OTTAWA — Winnipeg Transit will get an injection of a half-billion dollars after the three levels of government settled a squabble that held up federal funds for years, the Free Press has learned.
The $539-million announcement, taking place this morning at a park-and-ride site, will mean greener, faster buses that can better accommodate people in wheelchairs.
The funding comes from all three levels of government, nearly all of it through the Investing in Canada Infrastructure Program, a cost-sharing deal the federal Trudeau government rolled out in its first term.

The agreement has Ottawa pay 40 per cent of a project’s cost if the province agrees to cover at least a third, with the rest falling to municipalities. For Manitoba, the goal was to spur a combined $3 billion in new infrastructure over the course of a decade.

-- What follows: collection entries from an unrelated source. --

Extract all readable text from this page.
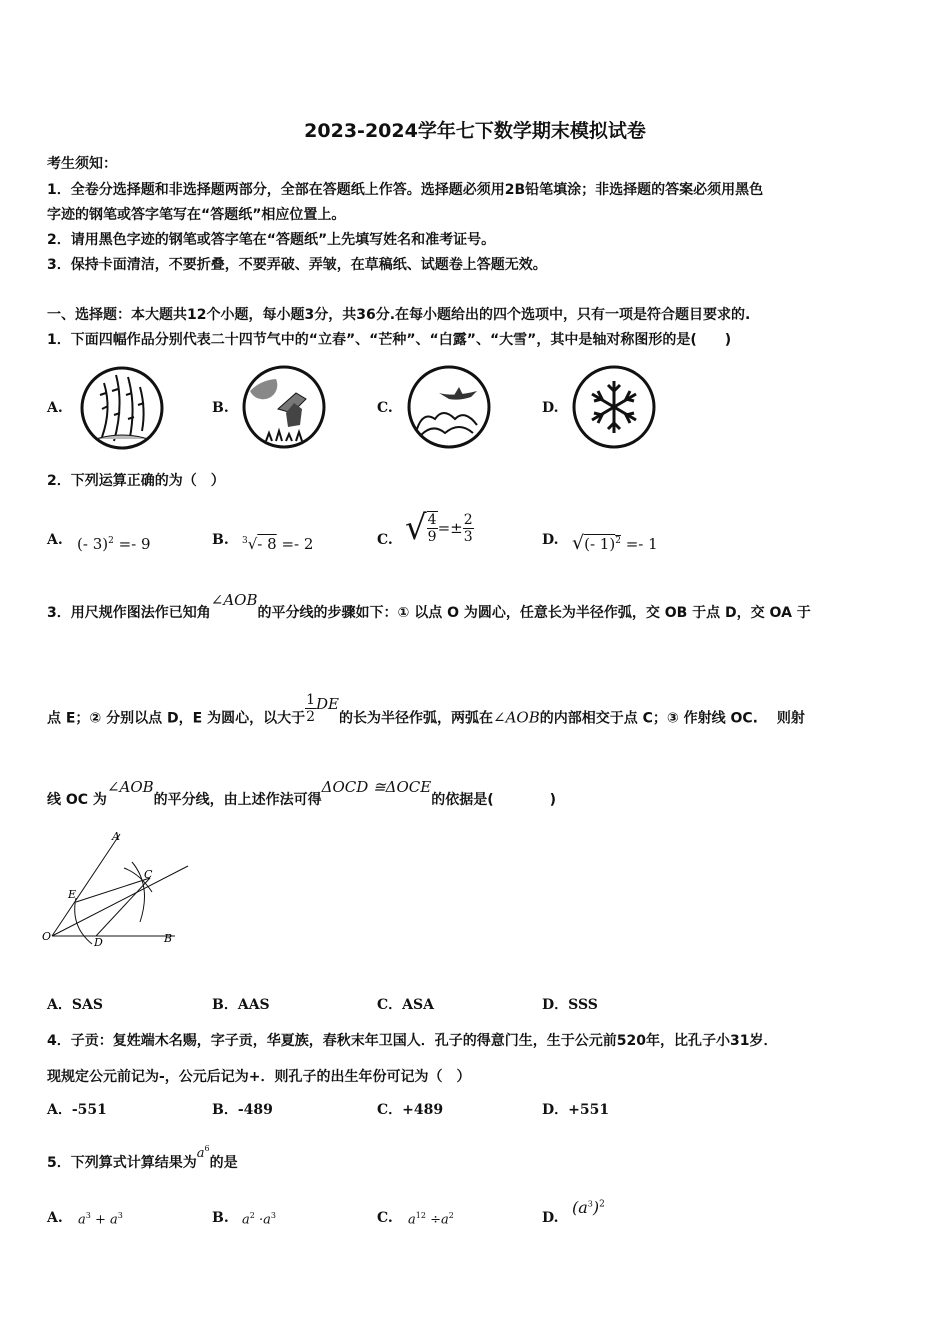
2023-2024学年七下数学期末模拟试卷
考生须知：
1．全卷分选择题和非选择题两部分，全部在答题纸上作答。选择题必须用2B铅笔填涂；非选择题的答案必须用黑色
字迹的钢笔或答字笔写在“答题纸”相应位置上。
2．请用黑色字迹的钢笔或答字笔在“答题纸”上先填写姓名和准考证号。
3．保持卡面清洁，不要折叠，不要弄破、弄皱，在草稿纸、试题卷上答题无效。
一、选择题：本大题共12个小题，每小题3分，共36分.在每小题给出的四个选项中，只有一项是符合题目要求的.
1．下面四幅作品分别代表二十四节气中的“立春”、“芒种”、“白露”、“大雪”，其中是轴对称图形的是(　　)
A.	B.	C.	D.
2．下列运算正确的为（　）
A. (- 3)$^2$ =- 9	B. $^3$√- 8 =- 2	C. √ $\frac{4}{9} =\pm \frac{2}{3}$	D. √(- 1)$^2$ =- 1
3．用尺规作图法作已知角∠AOB的平分线的步骤如下：① 以点 O 为圆心，任意长为半径作弧，交 OB 于点 D，交 OA 于
点 E；② 分别以点 D，E 为圆心，以大于 $\frac{1}{2}$ DE的长为半径作弧，两弧在∠AOB的内部相交于点 C；③ 作射线 OC.　 则射
线 OC 为∠AOB的平分线，由上述作法可得ΔOCD ≅ΔOCE的依据是(　　　　)
A
E
C
O	D	B
A．SAS	B．AAS	C．ASA	D．SSS
4．子贡：复姓端木名赐，字子贡，华夏族，春秋末年卫国人．孔子的得意门生，生于公元前520年，比孔子小31岁．
现规定公元前记为-，公元后记为+．则孔子的出生年份可记为（　）
A．-551	B．-489	C．+489	D．+551
5．下列算式计算结果为$a^6$的是
A. $a^3 + a^3$	B. $a^2 \cdot a^3$	C. $a^{12} \div a^2$	D.
$(a^3)^2$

Under former premier Brian Pallister, Manitoba was one of the last provinces to sign onto the deal, after a dispute over how to pay for Interlake-region flood-prevention channels.
After Manitoba signed in 2018, it quickly became one of the slowest provinces to apply for the cash. The PC government sought to constrain spending, and chafed against federal criteria Ottawa eventually loosened.
By May 2021, about 40 small projects had been approved for Manitoba and another 24 were under review, though none were big-ticket items, according to a federal analysis obtained by the Free Press.
By the time Pallister announced his resignation in August 2021, Manitoba had requested just 46 per cent of its allocated $1.16 billion of federal funding, leaving millions on the table.
Premier Heather Stefanson has rectified that gap since taking office in November.
In April, the federal budget revealed Manitoba had leapfrogged most provinces, putting in requests for 99 per cent of its allocated cash.
As a result, four years after signing the deal, governments will announce today $280 million to purchase zero-emission buses and $200 million to replace the North End transit garage.
There will also be a $17-million upgrade for radio and communication systems, $13 million to retrofit buses for wheelchairs, and $7 million to design downtown rapid-transit corridors.
Broken down by level of government, just over $200 million will come from Ottawa, the province is paying about $170 million, while the City of Winnipeg is covering $165 million, including a $30-million top-up beyond the money in the cost-sharing deal.
A similar announcement is expected in the coming weeks under the infrastructure plan to complete upgrades of the north end sewage treatment plant.